Exiting the conflict trap

A dove holding an olive branch is trapped inside three loops of barbed wire

There is a broad consensus on the adverse effects of internal armed conflict on economic development. However, the size of these effects is larger when measured using cross-country comparisons than when exploiting within-country variations.

To bridge part of this gap, Joan Margalef and Hannes Mueller propose a statistical approach in BSE Working Paper 1402, “Caught in a Trap: Simulating the Economic Consequences of Internal Armed Conflict.”

They bridge the gap by introducing the concept of the conflict trap into an otherwise standard macroeconomic growth simulation. The conflict trap is a phenomenon where countries that experience conflict tend to relapse into it generating repeated cycles of violence. In the conflict literature, it is well-established and often blamed for low economic development in the affected countries. By creating a new simulation framework that captures conflict dynamics, Margalef and Mueller estimate the long-term developmental impact of armed conflict which includes a model of the trap. They show that their approach can explain the large macroeconomic development effects noted in the cross-country literature while employing a within-country estimation approach.

The dangerous times after peace

Figure 1 below shows their estimation of the likelihood of a resurgence in internal armed conflict once a conflict has occurred. The likelihood of remaining in conflict is very high, nearly 80 percent. In the first year of peace after conflict, the likelihood of a renewed outbreak is over 20 percent. It then falls to 3 percent after 4 years and stabilizes around 2 percent. This indicates not only that conflict is self-perpetuating but also that the post-conflict period is extremely risky – around half of the countries that escape from conflict will experience a resurgence before reaching 8 years of peace. This illustrates the conflict trap. 

Given these vicious cycles of open violence and the negative relationship between conflict and economic outcomes, entering conflict can create a long-term spiral of economic damage that hinders development. To quantify the overall impact of entering conflict, the authors design and estimate a statistical model that simulates a country’s conflict path and its effect on real GDP per capita.

Figure 1. An illustration of the conflict trap

A model of the conflict trap

The authors model the dynamics of conflict and peace using a Markov Process, which includes a state of conflict, seven post-conflict peace states, and a final state of stable peace. The conflict stage and the multiple post-conflict peace stages embody the conflict trap, as they capture the higher risk of conflict relapse shown in Figure 1. A country that is in the state of conflict must successfully navigate through each of these seven post-conflict stages sequentially to reach stable peace. If a country transitions back to conflict at any point, it restarts the process.

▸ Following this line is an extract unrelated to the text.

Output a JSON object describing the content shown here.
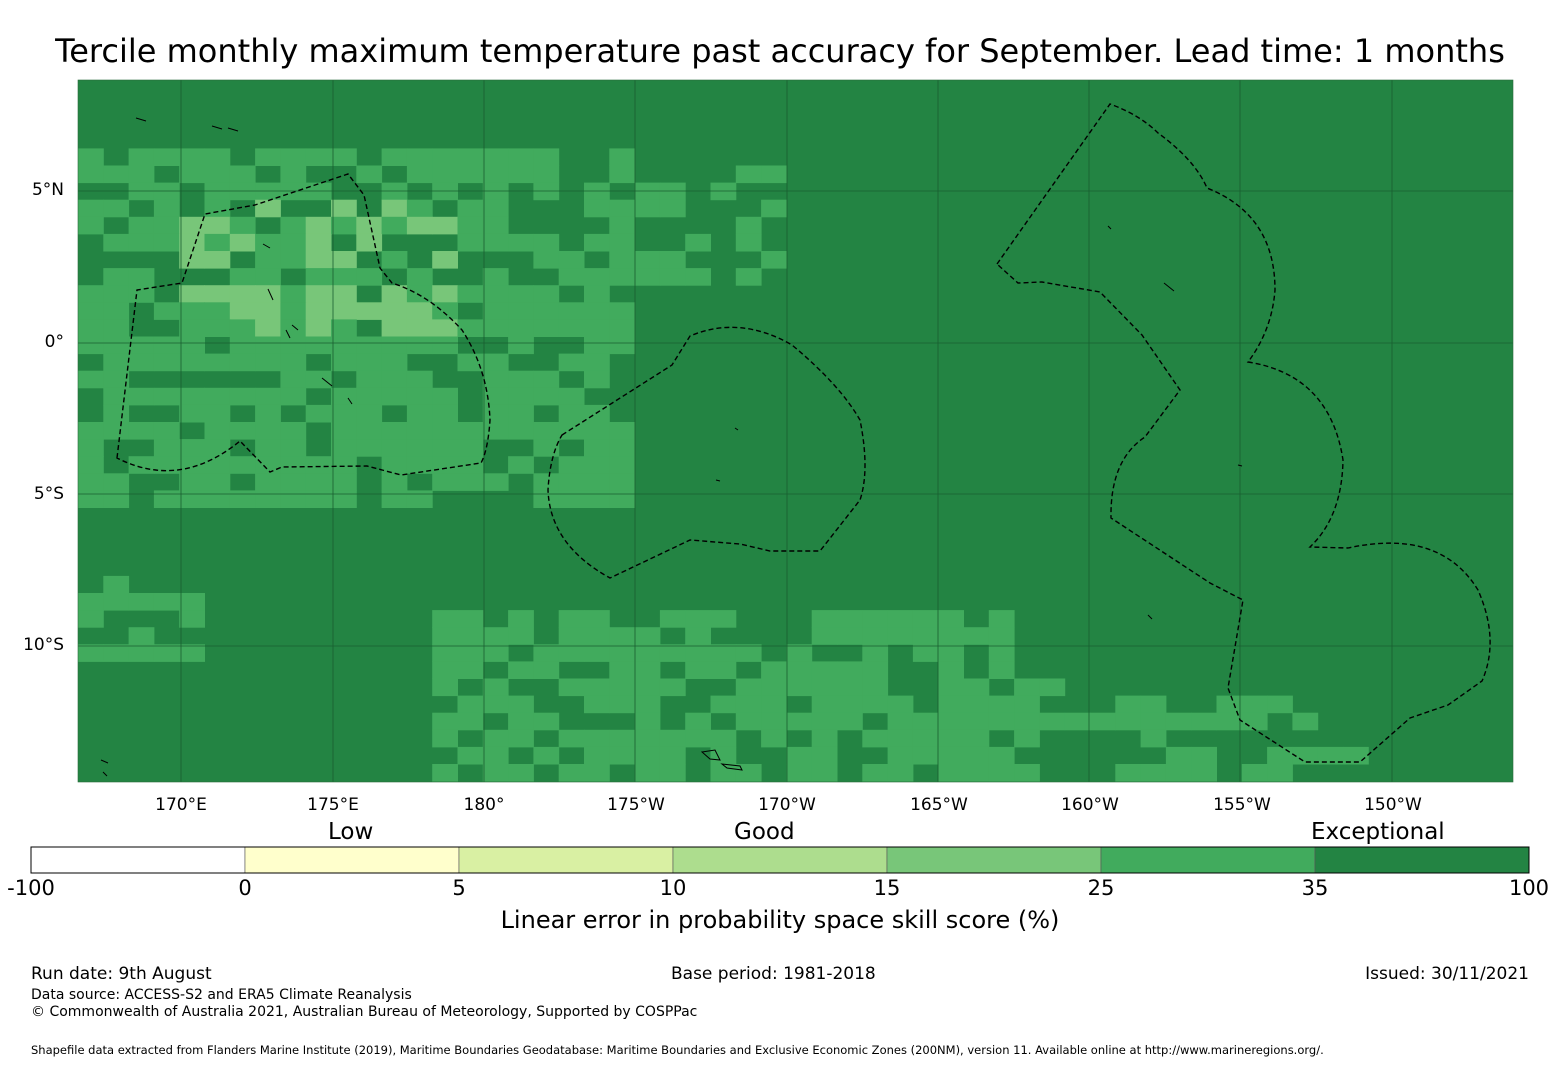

Margalef and Mueller first estimate the transition matrix using the proportion of transitions observed in the data. Their first finding is that, given their estimated transition probabilities, it takes, on average, more than 18 years for countries to escape the conflict trap, meaning, going from conflict to stable peace. Then, the authors estimate the distribution of growth for each state using a fixed-effects regression. They find that being in a state of conflict lowers growth by 3 percentage points compared to stable peace, while the post-conflict peace states do not show a significant difference. 

Given the transition matrix and the distribution of growth for each state, they can simulate growth paths that countries experience as they move from conflict to stable peace. A country starts in the state of conflict and with a level of real GDP per capita. Then, at each period, they draw the new state from the transition matrix and impute its effect on GDP by drawing growth from the estimated distribution of the realized state. 

Furthermore, to account for countries’ characteristics that make them more prone to conflict, beyond their conflict history, the authors use a simple machine learning model to partition the data into two subsets: one composed of a less conflict-prone sample, and another composed of a more conflict-prone one. After re-estimating the model for each sample, they find substantial differences in the estimated transition matrix but similar growth distributions. This indicates that any variation in results between samples can be mainly attributed to differences in conflict dynamics, that is the severity of the conflict trap.

Measuring the cost of conflict

The authors then utilize their model by running simulations to obtain the distribution of real GDP from all simulated paths. Figure 2 shows the distribution of the loss for each sample.


They find that the average loss from the conflict trap in GDP per capita after 30 years is almost 20%. Importantly, there is a large variation across simulations, with the 75th percentile experiencing a decline of 30% while the 90th percentile declines by almost 45%. When comparing the two samples, the higher conflict tendency of the conflict sample leads to significantly greater losses; the average loss is almost double that of the peaceful one. More strikingly, the 90th percentile of the conflict sample reaches losses above 50%. This is the main finding: countries that are worst affected by the conflict trap lose half their GDP potential due to the cycles of peace and violence they are caught in. Losses in the 90th percentile in the peaceful sample are 35%, which highlights the significance of the conflict trap even here. 

There are two takeaways from this. First, addressing conflict trap dynamics seems to be crucial for the long-term development of the economy. Helping countries escape the conflict trap should be a key policy goal. Second, the prevention of conflict outbreaks will have a huge impact on economic development overall. The average effect of 20% GDP loss justifies huge investments in preventative action.